Michael Wolraich's picture

    I Sorted Hillary’s Email

    When Hillary Clinton released emails from her personal account last week, many assumed that her attorneys had personally reviewed the messages before sending them to the State Department, but that’s not what happened. As detailed in her press statement, the review team used keyword searches to automatically filter over 60,000 messages, flagging about half as work related.

    “I have absolute confidence that everything that could be in any way connected to work is now in the possession of the State Department,” Clinton declared.

    I’m afraid that I don’t share her confidence, and I speak from experience. Twenty years ago, I used the same method to sort the Clinton administration’s email communications, including those of First Lady Hillary Clinton. It failed miserably.

    Read the full story at New York Magazine

    Topics: 

    Comments

    So cool!  And to think I knew you when. . .

    Congrats.  Really.


    You still know me when


    What a headline! Great job.


    Michael that's just fabulous.  Can't wait to read it!  Nice work.

     


    Excellent piece. Here's my 2¢:

    On one hand, we've made a lot of progress in natural language processing in the last 20 years. Skype will now automatically translate speech from English to Spanish, relying on context to know how to perform this translation. IBM's Watson is another notable success. That was nearly 10 years ago, and the field continues to make great progress.

    On the other hand, I doubt the IT team that failed to ensure that Clinton used work e-mail for official business will be using anything more sophisticated then the keyword search you mention in your article.

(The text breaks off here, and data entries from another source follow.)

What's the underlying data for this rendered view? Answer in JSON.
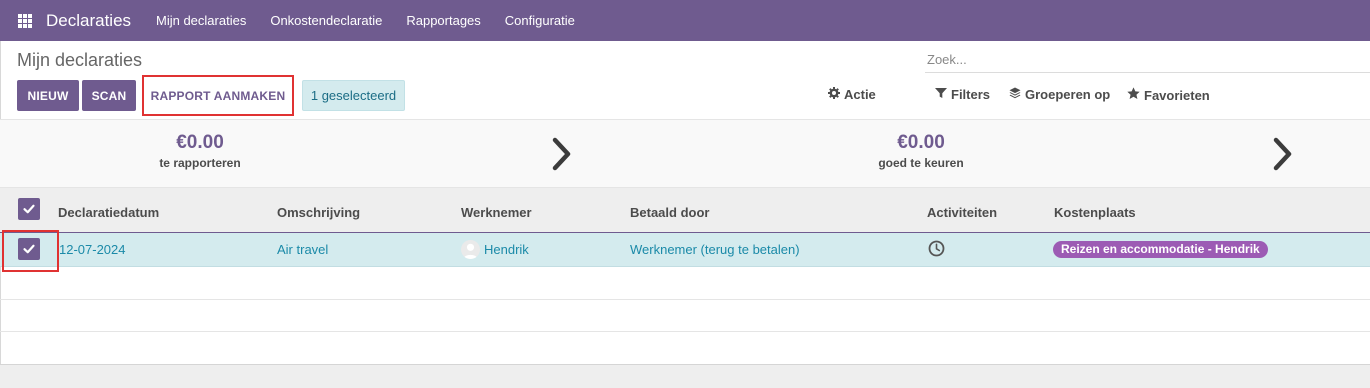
{
  "navbar": {
    "brand": "Declaraties",
    "items": [
      {
        "label": "Mijn declaraties"
      },
      {
        "label": "Onkostendeclaratie"
      },
      {
        "label": "Rapportages"
      },
      {
        "label": "Configuratie"
      }
    ],
    "color": "#6f5b8f"
  },
  "control_panel": {
    "title": "Mijn declaraties",
    "search_placeholder": "Zoek...",
    "buttons": {
      "new": "NIEUW",
      "scan": "SCAN",
      "report": "RAPPORT AANMAKEN"
    },
    "selected": "1 geselecteerd",
    "actie": "Actie",
    "filters": "Filters",
    "group_by": "Groeperen op",
    "favorites": "Favorieten"
  },
  "summary": [
    {
      "amount": "€0.00",
      "label": "te rapporteren"
    },
    {
      "amount": "€0.00",
      "label": "goed te keuren"
    }
  ],
  "table": {
    "columns": [
      "Declaratiedatum",
      "Omschrijving",
      "Werknemer",
      "Betaald door",
      "Activiteiten",
      "Kostenplaats"
    ],
    "rows": [
      {
        "date": "12-07-2024",
        "description": "Air travel",
        "employee": "Hendrik",
        "paid_by": "Werknemer (terug te betalen)",
        "activity_icon": "clock-icon",
        "cost_center": "Reizen en accommodatie - Hendrik",
        "selected": true
      }
    ]
  },
  "colors": {
    "accent": "#6f5b8f",
    "selected_row": "#d4ebee",
    "link": "#1b8aa8",
    "tag": "#9c5bb4",
    "highlight_frame": "#e03232"
  }
}
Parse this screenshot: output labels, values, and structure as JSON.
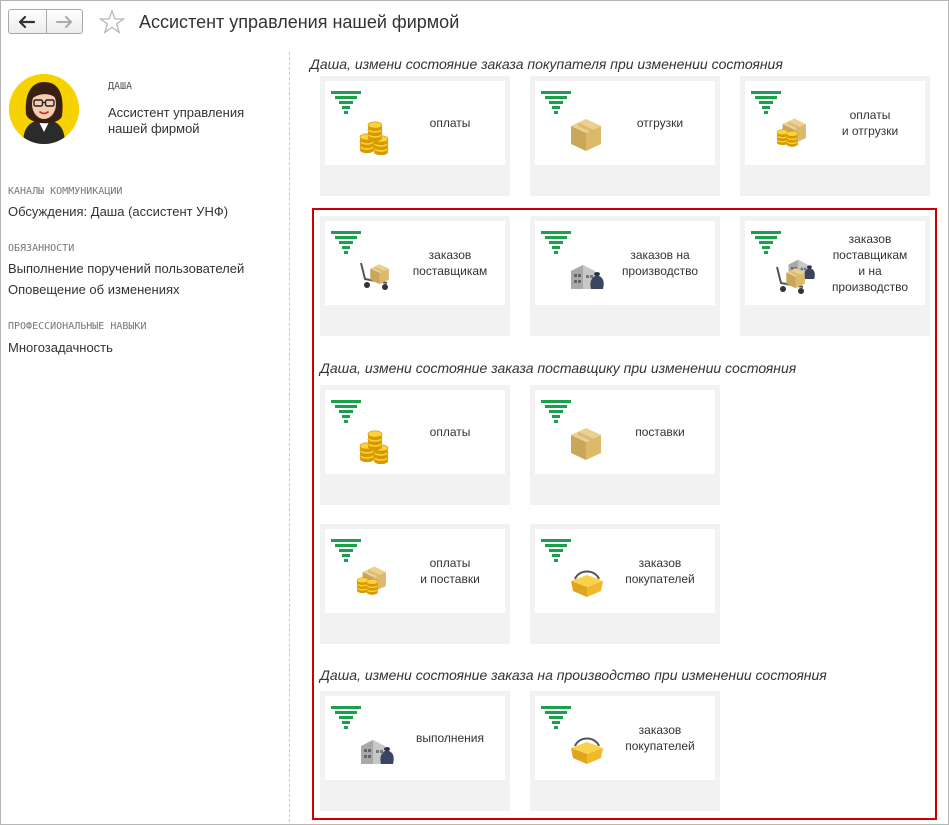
{
  "header": {
    "title": "Ассистент управления нашей фирмой"
  },
  "profile": {
    "name": "ДАША",
    "role": "Ассистент управления нашей фирмой"
  },
  "sections_left": {
    "channels": {
      "heading": "КАНАЛЫ КОММУНИКАЦИИ",
      "items": [
        "Обсуждения: Даша (ассистент УНФ)"
      ]
    },
    "duties": {
      "heading": "ОБЯЗАННОСТИ",
      "items": [
        "Выполнение поручений пользователей",
        "Оповещение об изменениях"
      ]
    },
    "skills": {
      "heading": "ПРОФЕССИОНАЛЬНЫЕ НАВЫКИ",
      "items": [
        "Многозадачность"
      ]
    }
  },
  "groups": {
    "customer_orders": {
      "title": "Даша, измени состояние заказа покупателя при изменении состояния",
      "cards": [
        {
          "lines": [
            "оплаты"
          ],
          "icon": "coins-icon"
        },
        {
          "lines": [
            "отгрузки"
          ],
          "icon": "box-icon"
        },
        {
          "lines": [
            "оплаты",
            "и отгрузки"
          ],
          "icon": "box-coins-icon"
        },
        {
          "lines": [
            "заказов",
            "поставщикам"
          ],
          "icon": "pallet-truck-icon"
        },
        {
          "lines": [
            "заказов на",
            "производство"
          ],
          "icon": "factory-icon"
        },
        {
          "lines": [
            "заказов",
            "поставщикам",
            "и на",
            "производство"
          ],
          "icon": "pallet-factory-icon"
        }
      ]
    },
    "supplier_orders": {
      "title": "Даша, измени состояние заказа поставщику при изменении состояния",
      "cards": [
        {
          "lines": [
            "оплаты"
          ],
          "icon": "coins-icon"
        },
        {
          "lines": [
            "поставки"
          ],
          "icon": "box-icon"
        },
        {
          "lines": [
            "оплаты",
            "и поставки"
          ],
          "icon": "box-coins-icon"
        },
        {
          "lines": [
            "заказов",
            "покупателей"
          ],
          "icon": "basket-icon"
        }
      ]
    },
    "production_orders": {
      "title": "Даша, измени состояние заказа на производство при изменении состояния",
      "cards": [
        {
          "lines": [
            "выполнения"
          ],
          "icon": "factory-icon"
        },
        {
          "lines": [
            "заказов",
            "покупателей"
          ],
          "icon": "basket-icon"
        }
      ]
    }
  },
  "colors": {
    "funnel": "#18a04a",
    "highlight_border": "#cc0000",
    "avatar_bg": "#f5d200"
  }
}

    Your 2 cents = my 2 cents


    Good article, Michael, and an interesting perspective on what may or may not have been done with her emails. But the simple fact is that no one will ever be sure if she deleted something she shouldn't have - including Clinton herself. Whatever the sorting method, she didn't go through each one deciding what was to be turned over. The question of pertinence is subjective. Had she given the server to the State Dept. before any sorting or deletions and some bipartisan folks tediously examined each one, would they have ever reached a consensus?

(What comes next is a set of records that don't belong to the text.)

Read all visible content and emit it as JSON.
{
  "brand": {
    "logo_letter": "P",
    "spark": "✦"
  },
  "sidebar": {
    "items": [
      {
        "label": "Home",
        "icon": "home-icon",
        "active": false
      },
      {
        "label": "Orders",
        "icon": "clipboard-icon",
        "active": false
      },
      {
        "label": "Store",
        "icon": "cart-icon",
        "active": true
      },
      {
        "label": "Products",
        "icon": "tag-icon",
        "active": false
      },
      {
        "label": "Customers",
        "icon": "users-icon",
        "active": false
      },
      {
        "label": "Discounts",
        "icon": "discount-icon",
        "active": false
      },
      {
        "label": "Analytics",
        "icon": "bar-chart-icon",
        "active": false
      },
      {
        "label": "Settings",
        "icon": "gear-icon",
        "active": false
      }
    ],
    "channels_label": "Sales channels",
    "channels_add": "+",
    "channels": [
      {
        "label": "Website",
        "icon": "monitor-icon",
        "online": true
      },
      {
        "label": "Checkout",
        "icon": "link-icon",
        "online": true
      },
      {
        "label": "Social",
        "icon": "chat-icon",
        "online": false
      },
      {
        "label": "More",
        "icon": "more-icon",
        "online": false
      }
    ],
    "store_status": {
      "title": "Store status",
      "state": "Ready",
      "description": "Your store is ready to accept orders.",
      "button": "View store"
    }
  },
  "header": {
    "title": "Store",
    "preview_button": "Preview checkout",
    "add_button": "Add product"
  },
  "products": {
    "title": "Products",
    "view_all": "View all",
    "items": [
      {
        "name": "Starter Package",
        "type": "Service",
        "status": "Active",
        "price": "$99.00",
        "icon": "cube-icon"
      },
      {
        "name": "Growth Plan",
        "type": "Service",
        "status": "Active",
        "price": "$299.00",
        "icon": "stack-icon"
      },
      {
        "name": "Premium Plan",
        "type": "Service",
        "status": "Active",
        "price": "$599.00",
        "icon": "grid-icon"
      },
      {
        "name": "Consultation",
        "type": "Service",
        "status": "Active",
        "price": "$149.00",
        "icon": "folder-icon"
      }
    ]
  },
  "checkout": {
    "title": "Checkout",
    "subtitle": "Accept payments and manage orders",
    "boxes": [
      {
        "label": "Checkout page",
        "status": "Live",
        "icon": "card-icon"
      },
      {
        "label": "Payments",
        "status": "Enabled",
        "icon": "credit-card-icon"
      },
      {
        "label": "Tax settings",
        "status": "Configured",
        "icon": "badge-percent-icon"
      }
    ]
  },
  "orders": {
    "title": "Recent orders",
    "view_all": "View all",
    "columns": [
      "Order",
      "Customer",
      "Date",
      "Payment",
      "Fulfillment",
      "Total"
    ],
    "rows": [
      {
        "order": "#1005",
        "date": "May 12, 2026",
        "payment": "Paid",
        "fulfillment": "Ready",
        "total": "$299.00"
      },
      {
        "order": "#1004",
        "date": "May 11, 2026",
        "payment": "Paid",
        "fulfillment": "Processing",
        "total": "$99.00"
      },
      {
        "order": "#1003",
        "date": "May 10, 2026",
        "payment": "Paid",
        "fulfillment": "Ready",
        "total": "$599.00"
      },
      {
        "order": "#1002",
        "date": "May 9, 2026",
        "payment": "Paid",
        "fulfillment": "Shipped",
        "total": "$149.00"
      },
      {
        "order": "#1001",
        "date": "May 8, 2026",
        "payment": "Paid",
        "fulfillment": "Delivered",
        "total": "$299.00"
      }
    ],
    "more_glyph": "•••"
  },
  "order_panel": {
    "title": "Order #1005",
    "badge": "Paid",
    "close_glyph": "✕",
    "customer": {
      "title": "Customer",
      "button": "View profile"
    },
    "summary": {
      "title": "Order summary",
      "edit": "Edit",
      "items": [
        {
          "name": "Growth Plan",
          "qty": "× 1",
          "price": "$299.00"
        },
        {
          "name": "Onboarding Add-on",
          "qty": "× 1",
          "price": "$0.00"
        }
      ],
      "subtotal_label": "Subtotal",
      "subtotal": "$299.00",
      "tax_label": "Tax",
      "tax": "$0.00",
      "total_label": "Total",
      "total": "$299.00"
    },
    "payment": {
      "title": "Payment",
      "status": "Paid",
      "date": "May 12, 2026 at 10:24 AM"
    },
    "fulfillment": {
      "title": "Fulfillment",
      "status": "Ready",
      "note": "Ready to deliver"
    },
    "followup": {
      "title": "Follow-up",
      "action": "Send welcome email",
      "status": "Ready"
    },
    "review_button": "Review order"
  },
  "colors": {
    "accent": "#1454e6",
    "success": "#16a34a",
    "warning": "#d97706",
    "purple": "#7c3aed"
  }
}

    Whether anyone likes it or not (because, frankly, there's little reason to), at some point we just have to trust that she didn't do anything that will harm the country or the citizens of it. If we can't do that much, the problem isn't email.


    This is the problem... her detractors opponents will now insist that she was specifically covering up emails that would have shown how the Muslim Brotherhood controls her chief of staff, foreign governments bribe her through the Clinton Foundation and she still laughs about getting away with killing Vince Foster, who was a spy.  All malarkey, but that's where this is heading.

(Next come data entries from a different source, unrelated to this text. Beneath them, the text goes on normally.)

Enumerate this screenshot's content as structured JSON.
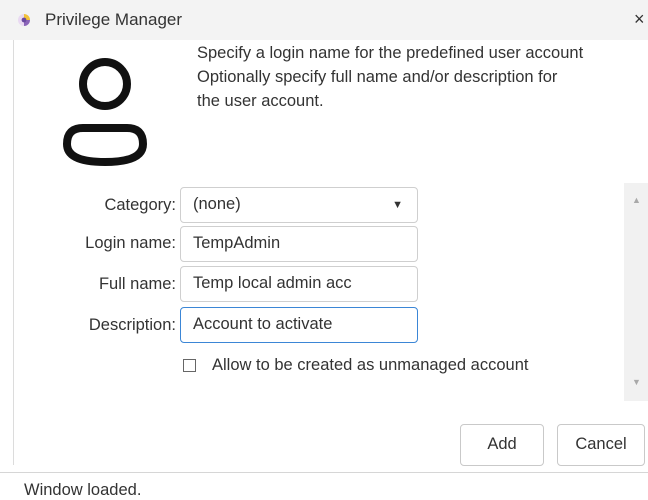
{
  "window": {
    "title": "Privilege Manager",
    "close_glyph": "×",
    "app_icon": "privilege-manager-icon"
  },
  "instructions": "Specify a login name for the predefined user account\nOptionally specify full name and/or description for\nthe user account.",
  "form": {
    "category": {
      "label": "Category:",
      "value": "(none)",
      "caret": "▼"
    },
    "login_name": {
      "label": "Login name:",
      "value": "TempAdmin"
    },
    "full_name": {
      "label": "Full name:",
      "value": "Temp local admin acc"
    },
    "description": {
      "label": "Description:",
      "value": "Account to activate"
    },
    "unmanaged_checkbox": {
      "label": "Allow to be created as unmanaged account",
      "checked": false
    }
  },
  "scrollbar": {
    "up_glyph": "▲",
    "down_glyph": "▼"
  },
  "buttons": {
    "add": "Add",
    "cancel": "Cancel"
  },
  "status": "Window loaded.",
  "colors": {
    "focus_border": "#3b86d6",
    "titlebar_bg": "#f3f3f3"
  }
}
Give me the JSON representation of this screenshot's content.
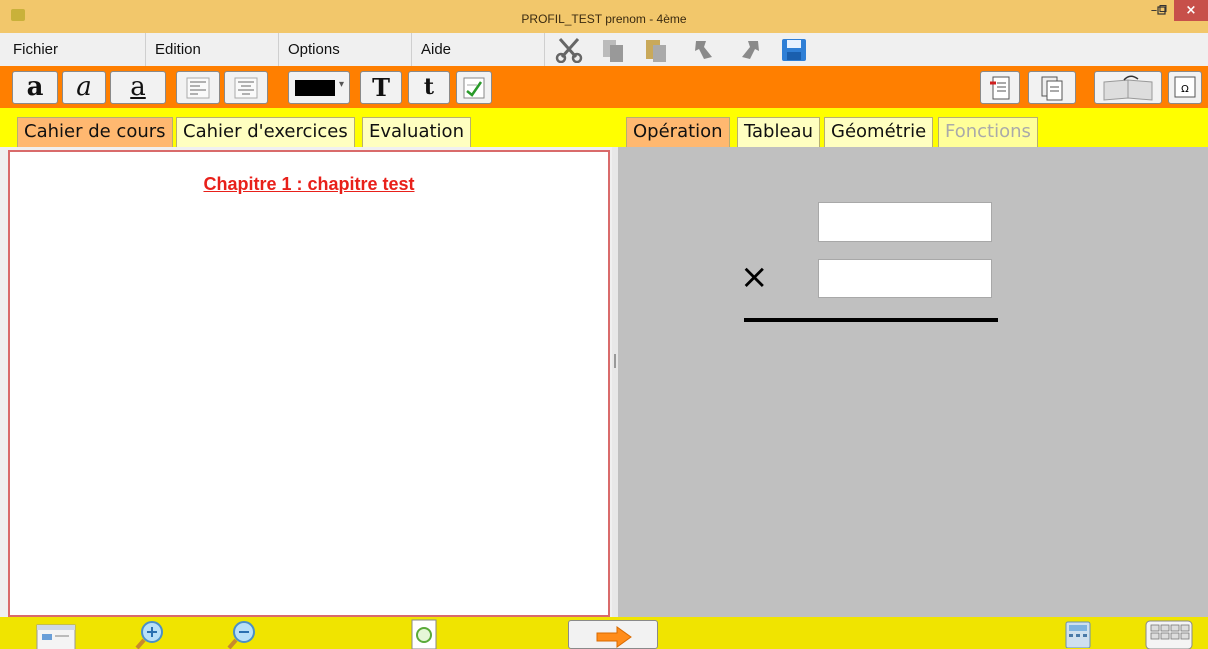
{
  "window": {
    "title": "PROFIL_TEST prenom - 4ème",
    "minimize_glyph": "–",
    "maximize_glyph": "▫",
    "close_glyph": "×"
  },
  "menu": {
    "items": [
      {
        "label": "Fichier"
      },
      {
        "label": "Edition"
      },
      {
        "label": "Options"
      },
      {
        "label": "Aide"
      }
    ]
  },
  "toolbar": {
    "bold_label": "a",
    "italic_label": "a",
    "underline_label": "a",
    "large_text_label": "T",
    "small_text_label": "t",
    "text_color": "#000000"
  },
  "left_tabs": {
    "items": [
      {
        "label": "Cahier de cours"
      },
      {
        "label": "Cahier d'exercices"
      },
      {
        "label": "Evaluation"
      }
    ],
    "active": "Cahier de cours"
  },
  "right_tabs": {
    "items": [
      {
        "label": "Opération"
      },
      {
        "label": "Tableau"
      },
      {
        "label": "Géométrie"
      },
      {
        "label": "Fonctions"
      }
    ],
    "active": "Opération",
    "disabled": "Fonctions"
  },
  "document": {
    "chapter_title": "Chapitre 1 : chapitre test"
  },
  "operation": {
    "operator": "×",
    "operand1": "",
    "operand2": ""
  },
  "colors": {
    "titlebar": "#f2c76b",
    "toolbar": "#ff7f00",
    "tabbar": "#ffff00",
    "active_tab": "#ffb870",
    "chapter_title": "#e8201a",
    "operation_bg": "#c0c0c0",
    "bottombar": "#f0e400"
  }
}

    All of that and more would be waiting in the wings anyway, but I agree that this gave them something to shoot besides blanks. She's Hillary Clinton. Her wealth of political experience that makes her such a viable candidate carries with it heavy baggage - a clean slate she's not.

    As an aside, whose bright idea was it to dig up James Carville?


    Wouldn't laughing about getting away with killing Vince Foster properly fall under private e-mail? I mean, I doubt she was doing that as an official function of her position as Secretary of State.


    My thinking about this is a little different. It's not about whether there's some smoking gun hidden on her email server. The point is that she broke the rules, rules that have been in place since Bill was president. Given the violation, it's not sufficient for her to wave her hands and say "we have a great process, all good now." She is obligated to demonstrate that her process is effective. And if she can't, she should turn over the emails to the State Department. Human decisions involve subjectivity, sure, but ambiguity is not the same as outright error.


    There's no doubt that she will be called upon to get into the weeds regarding how the sorting was done and by whom. I absolutely agree that her ambiguity on that count cannot be accepted at face value. That would be true even if she was just the former SOS and not a presidential candidate.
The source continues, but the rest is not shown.